Today, Ben offers a good introduction to the chat software, QQ (previously talked about on this blog here). The QQ craze took over China in the late 90s, the country was awash in penguins, and it even led to the introduction of a clothing line, amazing success when we're talking about nothing more than a chat software. Can you imagine guys buying the MSN person logo for their girlfriend? Or tshirts with the ICQ flower on it? But that indeed is how powerful QQ was at that time. Since then, like all fads, it has died down, though the majority of teenage Chinese still regularly use and exchange QQ numbers.
The QQ trend ends at the teenage years, though, as the majority of urban Chinese outgrow it right around the age they enter university. After that, the majority of white collar Chinese university graduates would never dare admit to having a QQ number and, if they do, they will have "forgotten" it a long time ago. Why? For the urban, white collar employee, MSN is the choice. This is for a number of reasons, namely foreign (and increasingly Chinese companies) use MSN for intra-office communication, MSN is more stable, and MSN fails to have the annoyances that go along with QQ including lots of pop-up ads and random people adding you. Its as if part of the tradition of entering college nowadays is shedding your QQ number and not looking back.

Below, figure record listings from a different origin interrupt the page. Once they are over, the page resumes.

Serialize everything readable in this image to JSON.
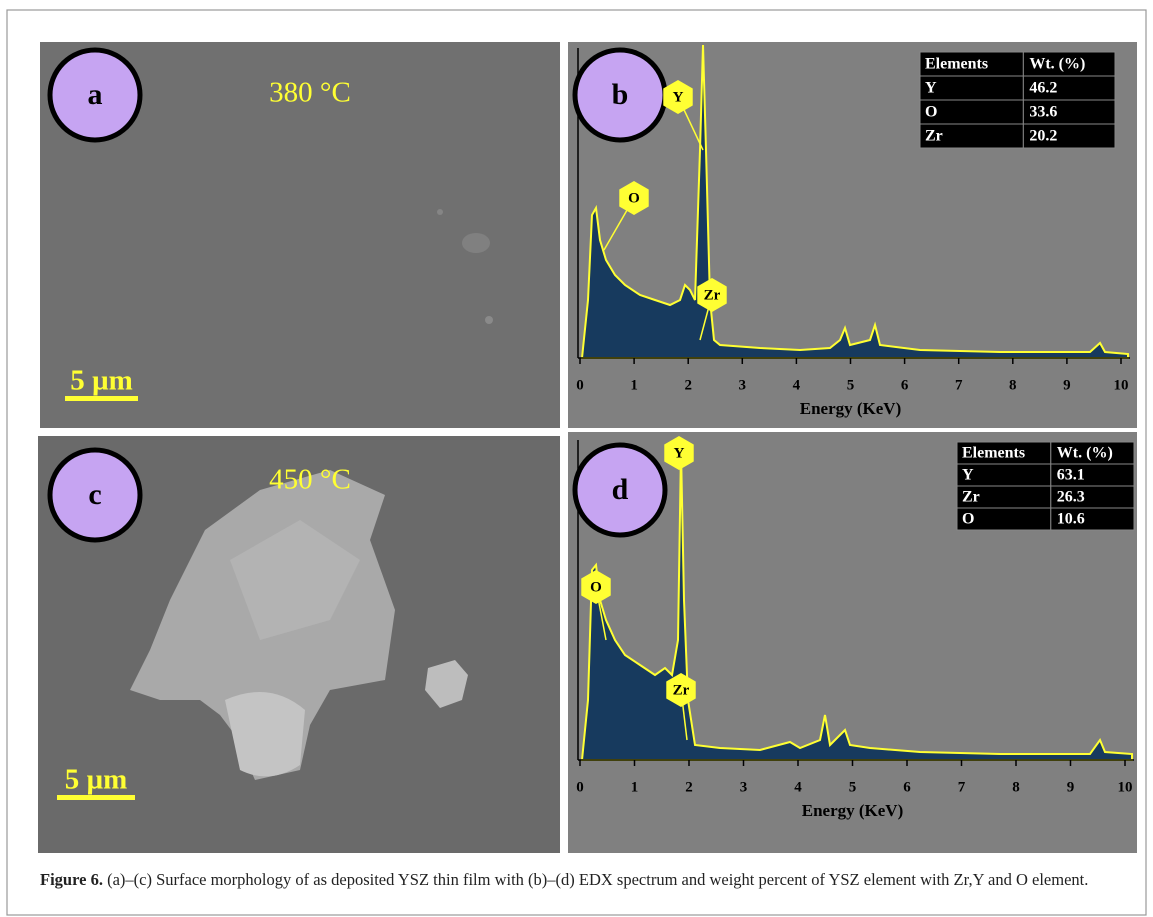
{
  "panels": [
    {
      "label": "a",
      "temperature": "380 °C",
      "scale_bar": "5 µm"
    },
    {
      "label": "b",
      "peaks": [
        "Y",
        "O",
        "Zr"
      ],
      "table": {
        "header": [
          "Elements",
          "Wt. (%)"
        ],
        "rows": [
          [
            "Y",
            46.2
          ],
          [
            "O",
            33.6
          ],
          [
            "Zr",
            20.2
          ]
        ]
      },
      "xticks": [
        0,
        1,
        2,
        3,
        4,
        5,
        6,
        7,
        8,
        9,
        10
      ],
      "xlabel": "Energy (KeV)"
    },
    {
      "label": "c",
      "temperature": "450 °C",
      "scale_bar": "5 µm"
    },
    {
      "label": "d",
      "peaks": [
        "Y",
        "O",
        "Zr"
      ],
      "table": {
        "header": [
          "Elements",
          "Wt. (%)"
        ],
        "rows": [
          [
            "Y",
            63.1
          ],
          [
            "Zr",
            26.3
          ],
          [
            "O",
            10.6
          ]
        ]
      },
      "xticks": [
        0,
        1,
        2,
        3,
        4,
        5,
        6,
        7,
        8,
        9,
        10
      ],
      "xlabel": "Energy (KeV)"
    }
  ],
  "caption": {
    "label": "Figure 6.",
    "text": "(a)–(c) Surface morphology of as deposited YSZ thin film with (b)–(d) EDX spectrum and weight percent of YSZ element with Zr,Y and O element."
  }
}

That said, look at what people in the 3rd-tier cities or what the staff in urban offices are using and you'll often times find that penguins (QQ) outnumber people (MSN). This is even more apparent than the oft-discussed Myspace-Facebook battles in the US. It shares some similarities in the High School (Myspace/QQ) vs. University (MSN/Facebook) sense, but there is also the overwhelming white collar (MSN) vs. blue collar (QQ) battle that goes on in China that doesn't exist in the US.
I'm not a sociology major and so I can't go into all the issues this divide will bring about, though I think a very interesting research paper/study could be done on the issue. For all you Laowai who are arriving as students or have studied and are now starting to work in China, your choice of chat software says something about you, be careful that its saying what you want it to!